Saturday, January 11, 2014

An interesting MCS use case

Inspired by this RDKit-discuss question from Liz Wylie: http://www.mail-archive.com/rdkit-discuss@lists.sourceforge.net/msg03676.html

In [1]:
from rdkit import Chem
from rdkit.Chem import MCS
from rdkit.Chem import Draw
from rdkit.Chem.Draw import IPythonConsole
from rdkit import rdBase
print rdBase.rdkitVersion
2014.03.1pre

Liz wanted to use custom atom types in the MCS code, yet still be able to get a readable SMILES for the MCS.

Here's a demonstration of the standard behavior of the MCS code for Liz's example.

In [2]:
smis=["COc1ccc(C(Nc2nc3c(ncn3COCC=O)c(=O)[nH]2)(c2ccccc2)c2ccccc2)cc1",
      "COc1ccc(C(Nc2nc3c(ncn3COC(CO)(CO)CO)c(=O)[nH]2)(c2ccccc2)c2ccccc2)cc1"]
ms = [Chem.MolFromSmiles(x) for x in smis]
Draw.MolsToGridImage(ms,subImgSize=(300,300))
Out[2]:

Start by defining a simple atom-type hash that combines atomic num and hybridization

In [3]:
def label(a): 
    return 100*int(a.GetHybridization())+a.GetAtomicNum()

The easiest way to use custom atom types is to set (bogus) isotope labels on the atoms in a copy of each molecule:

In [4]:
nms = [Chem.Mol(x) for x in ms]
for nm in nms:
    for at in nm.GetAtoms():
        at.SetIsotope(label(at))

And now run the MCS on the copy using the "istope" mode and print the results:

In [5]:
mcs=MCS.FindMCS(nms,atomCompare='isotopes')
print mcs.smarts
[406*]-[308*]-[306*]:1:[306*]:[306*]:[306*](:[306*]:[306*]:1)-[406*](-[306*]:1:[306*]:[306*]:[306*]:[306*]:[306*]:1)(-[306*]:1:[306*]:[306*]:[306*]:[306*]:[306*]:1)-[307*]-[306*]:1:[307*]:[306*]:2:[306*](:[306*](:[307*]:1)=[308*]):[307*]:[306*]:[307*]:2-[406*]-[408*]-[406*]

That's what we asked for, but it's not exactly readable.

We can get to a more readable form in a two step process

  1. Do a substructure match of the MCS onto a copied molecule
  2. Generate SMILES for the original molecule, using only the atoms that matched in the copy.

This works because we know that the atom indices in the copies and the original molecules are the same.
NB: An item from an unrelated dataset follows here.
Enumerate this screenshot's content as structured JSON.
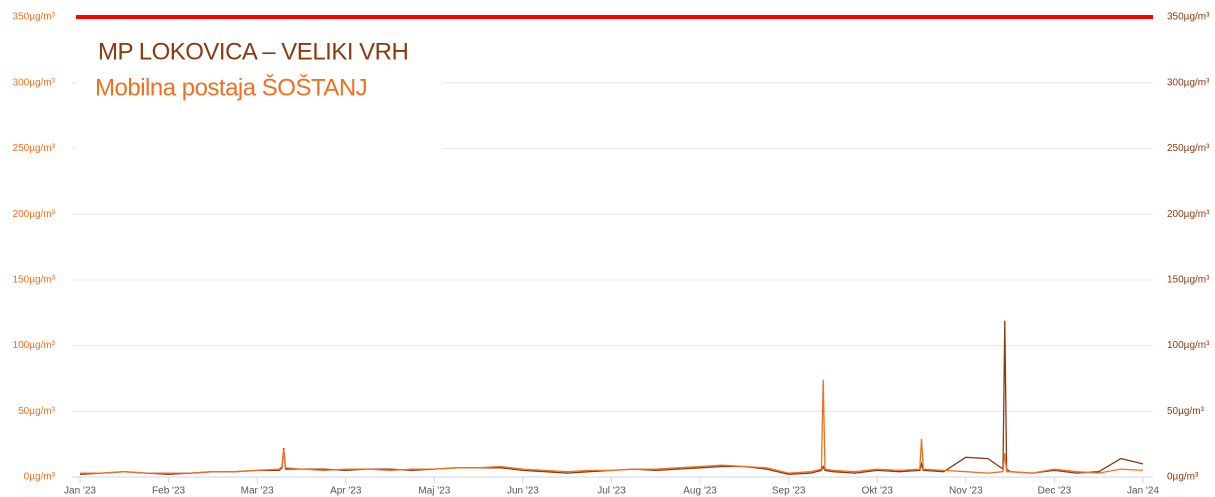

Start by getting the match

In [6]:
mcsp = Chem.MolFromSmarts(mcs.smarts)
match = nms[0].GetSubstructMatch(mcsp)

And now use Chem.MolFragmentToSmiles to generate the actual SMILES. This function generates the SMILES for a user-specified subset of a molecule.

In [7]:
smi=Chem.MolFragmentToSmiles(ms[0],atomsToUse=match,isomericSmiles=True,canonical=False)
print smi
COc1ccc(C(Nc2nc3c(ncn3COC)c(=O)[nH]2)(c2ccccc2)c2ccccc2)cc1

In [8]:
core = Chem.MolFromSmiles(smi)
core
Out[8]:

Note that in this particular case, the custom atom types don't make a difference in the MCS that is found.

1 comment:

Evan said...

These diagrams are not standard use case scenarios. It would have been even better if there were use case diagrams with actors for better understanding this tutorial. Thanks for posting!